Retrieve all columns of widgets
like the question demonstrates
In PostgreSQL 8.3 you must spell out all non-aggregated columns of the SELECT
list in the GROUP BY
clause. In PostgreSQL 9.1 or later, the primary key column would cover the whole table. I quote the manual here:
Allow non-GROUP BY columns in the query target list when the primary key is specified in the GROUP BY clause
I advice to never use mixed case identifiers like maxWidgetPrice
. Unquoted identifiers are folded to lower case by default in PostgreSQL. Do yourself a favor and use lower case identifiers exclusively.
Always use explicit JOIN conditions where possible.

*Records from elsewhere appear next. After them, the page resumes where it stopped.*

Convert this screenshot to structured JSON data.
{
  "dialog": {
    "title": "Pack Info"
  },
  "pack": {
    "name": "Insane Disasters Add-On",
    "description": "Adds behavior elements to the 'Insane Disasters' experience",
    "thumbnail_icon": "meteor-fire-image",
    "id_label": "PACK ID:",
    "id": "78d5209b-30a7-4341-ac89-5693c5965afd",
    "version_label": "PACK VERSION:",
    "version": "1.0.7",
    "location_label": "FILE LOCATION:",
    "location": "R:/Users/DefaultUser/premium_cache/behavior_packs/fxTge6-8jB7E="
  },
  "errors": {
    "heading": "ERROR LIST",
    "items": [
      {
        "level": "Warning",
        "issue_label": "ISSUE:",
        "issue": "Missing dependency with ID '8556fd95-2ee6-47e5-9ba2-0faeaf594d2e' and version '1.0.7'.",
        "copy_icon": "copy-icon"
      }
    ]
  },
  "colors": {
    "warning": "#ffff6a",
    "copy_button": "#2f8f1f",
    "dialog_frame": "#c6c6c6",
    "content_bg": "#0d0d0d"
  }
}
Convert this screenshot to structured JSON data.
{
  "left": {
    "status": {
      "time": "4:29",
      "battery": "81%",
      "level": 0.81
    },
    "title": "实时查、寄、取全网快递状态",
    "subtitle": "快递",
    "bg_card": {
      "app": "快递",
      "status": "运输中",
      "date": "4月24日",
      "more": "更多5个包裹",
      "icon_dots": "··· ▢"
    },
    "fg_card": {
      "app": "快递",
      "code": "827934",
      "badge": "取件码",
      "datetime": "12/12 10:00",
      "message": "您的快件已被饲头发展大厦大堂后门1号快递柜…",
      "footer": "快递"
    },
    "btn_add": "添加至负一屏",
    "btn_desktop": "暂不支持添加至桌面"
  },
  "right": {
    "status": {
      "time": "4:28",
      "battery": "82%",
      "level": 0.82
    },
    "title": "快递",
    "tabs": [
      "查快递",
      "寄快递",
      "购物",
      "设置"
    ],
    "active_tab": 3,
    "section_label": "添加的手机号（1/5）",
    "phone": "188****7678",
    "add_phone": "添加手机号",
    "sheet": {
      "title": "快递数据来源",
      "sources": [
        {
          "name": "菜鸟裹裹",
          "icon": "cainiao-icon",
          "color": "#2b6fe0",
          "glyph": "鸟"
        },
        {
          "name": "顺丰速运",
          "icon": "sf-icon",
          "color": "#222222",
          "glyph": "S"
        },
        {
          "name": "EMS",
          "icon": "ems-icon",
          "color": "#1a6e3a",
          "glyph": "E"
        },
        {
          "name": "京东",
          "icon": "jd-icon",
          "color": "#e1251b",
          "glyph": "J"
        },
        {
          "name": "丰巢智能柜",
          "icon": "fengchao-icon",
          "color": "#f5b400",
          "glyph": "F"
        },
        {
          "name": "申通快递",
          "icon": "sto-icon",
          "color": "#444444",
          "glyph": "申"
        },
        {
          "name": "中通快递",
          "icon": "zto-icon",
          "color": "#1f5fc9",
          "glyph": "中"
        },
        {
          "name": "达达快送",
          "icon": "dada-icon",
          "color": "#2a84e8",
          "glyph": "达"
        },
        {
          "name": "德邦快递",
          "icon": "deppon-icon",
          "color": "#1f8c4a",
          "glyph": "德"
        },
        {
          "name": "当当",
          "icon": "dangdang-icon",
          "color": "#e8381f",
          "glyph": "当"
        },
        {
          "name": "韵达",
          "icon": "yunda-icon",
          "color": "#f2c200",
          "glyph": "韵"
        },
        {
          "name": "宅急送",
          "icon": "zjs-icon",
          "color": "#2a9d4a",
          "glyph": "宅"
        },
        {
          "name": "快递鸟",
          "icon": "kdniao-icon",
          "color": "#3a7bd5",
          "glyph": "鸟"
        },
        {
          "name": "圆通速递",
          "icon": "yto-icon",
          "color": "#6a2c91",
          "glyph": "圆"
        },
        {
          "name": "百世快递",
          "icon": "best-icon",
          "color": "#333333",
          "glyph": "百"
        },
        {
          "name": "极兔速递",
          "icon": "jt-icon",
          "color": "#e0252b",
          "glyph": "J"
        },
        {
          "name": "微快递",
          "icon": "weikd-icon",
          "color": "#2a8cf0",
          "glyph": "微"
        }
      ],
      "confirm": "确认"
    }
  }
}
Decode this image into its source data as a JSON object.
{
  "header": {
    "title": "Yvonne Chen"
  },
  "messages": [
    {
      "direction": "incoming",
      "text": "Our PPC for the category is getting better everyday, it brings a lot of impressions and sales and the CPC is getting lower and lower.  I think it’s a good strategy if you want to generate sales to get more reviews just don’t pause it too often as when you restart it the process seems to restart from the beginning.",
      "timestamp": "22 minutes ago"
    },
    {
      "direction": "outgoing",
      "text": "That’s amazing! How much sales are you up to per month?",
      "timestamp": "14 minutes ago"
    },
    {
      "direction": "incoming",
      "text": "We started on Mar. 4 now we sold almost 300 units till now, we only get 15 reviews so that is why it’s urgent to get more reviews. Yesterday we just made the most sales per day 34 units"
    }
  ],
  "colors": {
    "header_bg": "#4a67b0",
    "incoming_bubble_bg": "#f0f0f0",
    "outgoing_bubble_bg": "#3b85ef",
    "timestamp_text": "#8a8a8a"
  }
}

It's the canonical SQL way and it's more readable.
OFFSET 0
is just noise
However, the key to performance are the right indexes. I would go two indexes like these:
CREATE INDEX widgets_created_at_idx ON widgets (created_at DESC);
CREATE INDEX prices_widget_id_idx ON prices(widget_id, price DESC);
The second one is a multicolumn index, that should provide best performance for retrieving the maximum prize after you have determined the top 20 widgets using the first index. Not sure if PostgreSQL 8.3 (default on Heroku shared db) is already smart enough to make the most of it. PostgreSQL 9.1 certainly is.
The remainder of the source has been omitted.